1.Each Unit, when such Unit has been delivered to and paid for by the Underwriters in accordance with the terms of the Underwriting Agreement, will be a valid and binding agreement of the Company, enforceable in accordance with its terms, subject to applicable bankruptcy, insolvency and similar laws affecting creditors’ rights generally, concepts of reasonableness and equitable principles of general applicability.

 

2.Each Warrant included in the Units, when such Unit has been delivered to and paid for by the Underwriters in accordance with the terms of the Underwriting Agreement, will be a valid and binding agreement of the Company, enforceable in accordance with its terms, subject to applicable bankruptcy, insolvency and similar laws affecting creditors’ rights generally, concepts of reasonableness and equitable principles of general applicability.

 

In connection with the opinions expressed above, we have assumed that at or prior to the time of the delivery of any Units, (i) the Registration Statement shall have been declared effective and such effectiveness shall not have been terminated or rescinded and (ii) there shall not have occurred any change in law affecting the validity or enforceability of the Units or the Warrants included therein.
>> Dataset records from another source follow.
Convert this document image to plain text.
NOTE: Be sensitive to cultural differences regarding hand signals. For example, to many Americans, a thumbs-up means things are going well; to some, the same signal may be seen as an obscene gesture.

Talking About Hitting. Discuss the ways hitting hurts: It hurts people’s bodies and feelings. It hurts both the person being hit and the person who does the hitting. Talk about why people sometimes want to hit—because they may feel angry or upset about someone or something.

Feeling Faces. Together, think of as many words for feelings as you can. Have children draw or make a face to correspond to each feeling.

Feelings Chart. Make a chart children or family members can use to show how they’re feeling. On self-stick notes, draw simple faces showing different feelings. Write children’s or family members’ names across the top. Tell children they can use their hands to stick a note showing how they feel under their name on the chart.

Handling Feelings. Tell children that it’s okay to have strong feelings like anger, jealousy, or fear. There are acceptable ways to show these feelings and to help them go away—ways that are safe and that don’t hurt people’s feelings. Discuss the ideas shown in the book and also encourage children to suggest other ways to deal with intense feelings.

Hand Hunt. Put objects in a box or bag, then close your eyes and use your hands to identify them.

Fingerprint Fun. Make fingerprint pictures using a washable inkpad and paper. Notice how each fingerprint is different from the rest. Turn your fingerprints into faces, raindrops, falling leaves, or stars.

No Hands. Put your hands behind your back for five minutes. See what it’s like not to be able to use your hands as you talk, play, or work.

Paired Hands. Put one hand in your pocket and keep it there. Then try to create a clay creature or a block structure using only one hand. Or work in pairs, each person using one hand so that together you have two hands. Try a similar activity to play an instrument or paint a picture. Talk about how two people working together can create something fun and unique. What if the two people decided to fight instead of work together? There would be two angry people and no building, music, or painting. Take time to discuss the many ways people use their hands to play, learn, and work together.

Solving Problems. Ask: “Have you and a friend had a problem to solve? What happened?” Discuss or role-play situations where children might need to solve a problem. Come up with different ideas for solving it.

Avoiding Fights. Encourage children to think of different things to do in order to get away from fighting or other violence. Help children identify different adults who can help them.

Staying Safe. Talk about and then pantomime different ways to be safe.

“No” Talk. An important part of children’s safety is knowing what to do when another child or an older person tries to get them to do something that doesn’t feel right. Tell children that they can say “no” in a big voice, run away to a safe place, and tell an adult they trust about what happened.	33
We have also assumed that the (i) terms of any security whose terms are established subsequent to the date hereof and the issuance, execution, delivery and performance by the Company of any such security (a) require no action by or in respect of, or filing with, any governmental body, agency or official and (b) do not contravene, or constitute a default under, any provision of applicable law or public policy or regulation or any judgment, injunction, order or decree or any agreement or other instrument binding upon the Company and (ii) the Warrant Agreement will be governed by the laws of the State of New York.

 

We are members of the Bar of the State of New York and the foregoing opinion is limited to the laws of the State of New York. Insofar as the foregoing opinion involves matters governed by the laws of the Cayman Islands, we have relied, without independent inquiry or investigation, on the opinion of Maples and Calder, Cayman Islands counsel to the Company, filed as exhibit 5.2 to the Registration Statement.

 

We hereby consent to the filing of this opinion as an exhibit to the Registration Statement and further consent to the reference to our name under the caption “Legal Matters” in the Prospectus. In giving this consent, we do not admit that we are in the category of persons whose consent is required under Section 7 of the Securities Act.